Aside from allegations of racism, the choice of Poland and Ukraine as hosts of UEFA's European international football competition -- an event which UEFA says will see 1.4 million fans travel to the region and a further 150 million television viewers tune in worldwide -- has drawn criticism from lawmakers of many EU nations, with some refusing to attend the tournament.

Concerns have arisen over the treatment of former Ukrainian prime minister and opposition leader Yulia Tymoshenko, who was jailed for seven years in October 2011 for abuse of office.

Tymoshenko, who was a leading figure in the 2004 Orange Revolution and had been on a 20-day hunger strike until last week, argues she has been victim of mistreatment and politically-motivated imprisonment driven by current president Viktor Yanukovych.
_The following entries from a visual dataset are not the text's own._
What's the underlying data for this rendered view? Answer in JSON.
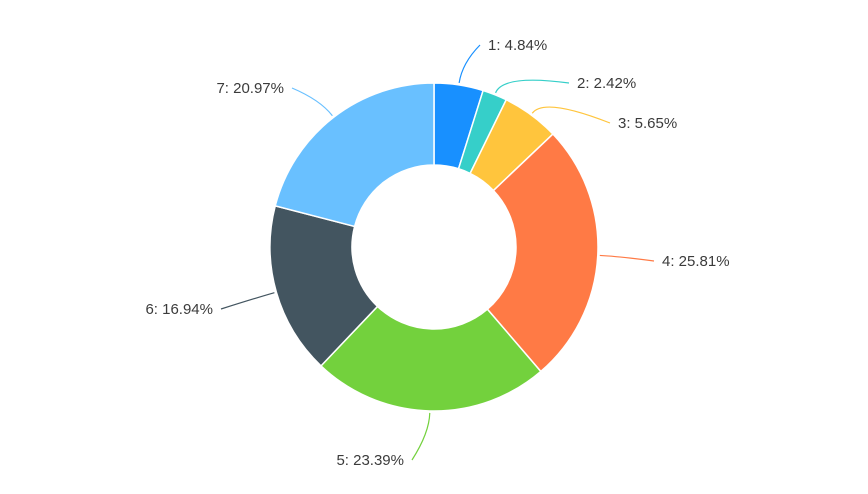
{
  "chart_data": {
    "type": "pie",
    "variant": "donut",
    "legend": "none",
    "slices": [
      {
        "name": "1",
        "value": 4.84,
        "label": "1: 4.84%",
        "color": "#1890FF"
      },
      {
        "name": "2",
        "value": 2.42,
        "label": "2: 2.42%",
        "color": "#36CFC9"
      },
      {
        "name": "3",
        "value": 5.65,
        "label": "3: 5.65%",
        "color": "#FFC53D"
      },
      {
        "name": "4",
        "value": 25.81,
        "label": "4: 25.81%",
        "color": "#FF7A45"
      },
      {
        "name": "5",
        "value": 23.39,
        "label": "5: 23.39%",
        "color": "#73D13D"
      },
      {
        "name": "6",
        "value": 16.94,
        "label": "6: 16.94%",
        "color": "#435560"
      },
      {
        "name": "7",
        "value": 20.97,
        "label": "7: 20.97%",
        "color": "#69C0FF"
      }
    ]
  }
}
The Ukrainian prime minister, Mykola Azarov, denied the claims in an interview with CNN on Thursday.

The situation prompted the British Foreign and Commonwealth Office to announce they would be effectively boycotting the event: "No ministers will be attending group games at Euro 2012.

"We are keeping attendance at later stages of the tournament under review in the light of Ministers' busy schedules ahead of the Olympics and widespread concerns about selective justice and the rule of law in Ukraine," their statement read.

Foreign Secretary William Hague went further in an interview with the BBC, saying the UK government did not want its backing of the England football team to be interpreted as "giving political support to some things which have been happening in Ukraine which we don't agree with."

Meanwhile, a spokesman for the Dutch Ministry of Foreign Affairs told CNN the government will be meeting later Friday with the prime minister to discuss attendance by the nation's lawmakers at the tournament, while a German government spokesman confirmed that chancellor Angela Merkel would not be attending any of the first-round matches due to her time schedule.

Austria's Council of Ministers decided on May 2 to boycott all games held in Ukraine as a sign of solidarity with Tymoshenko.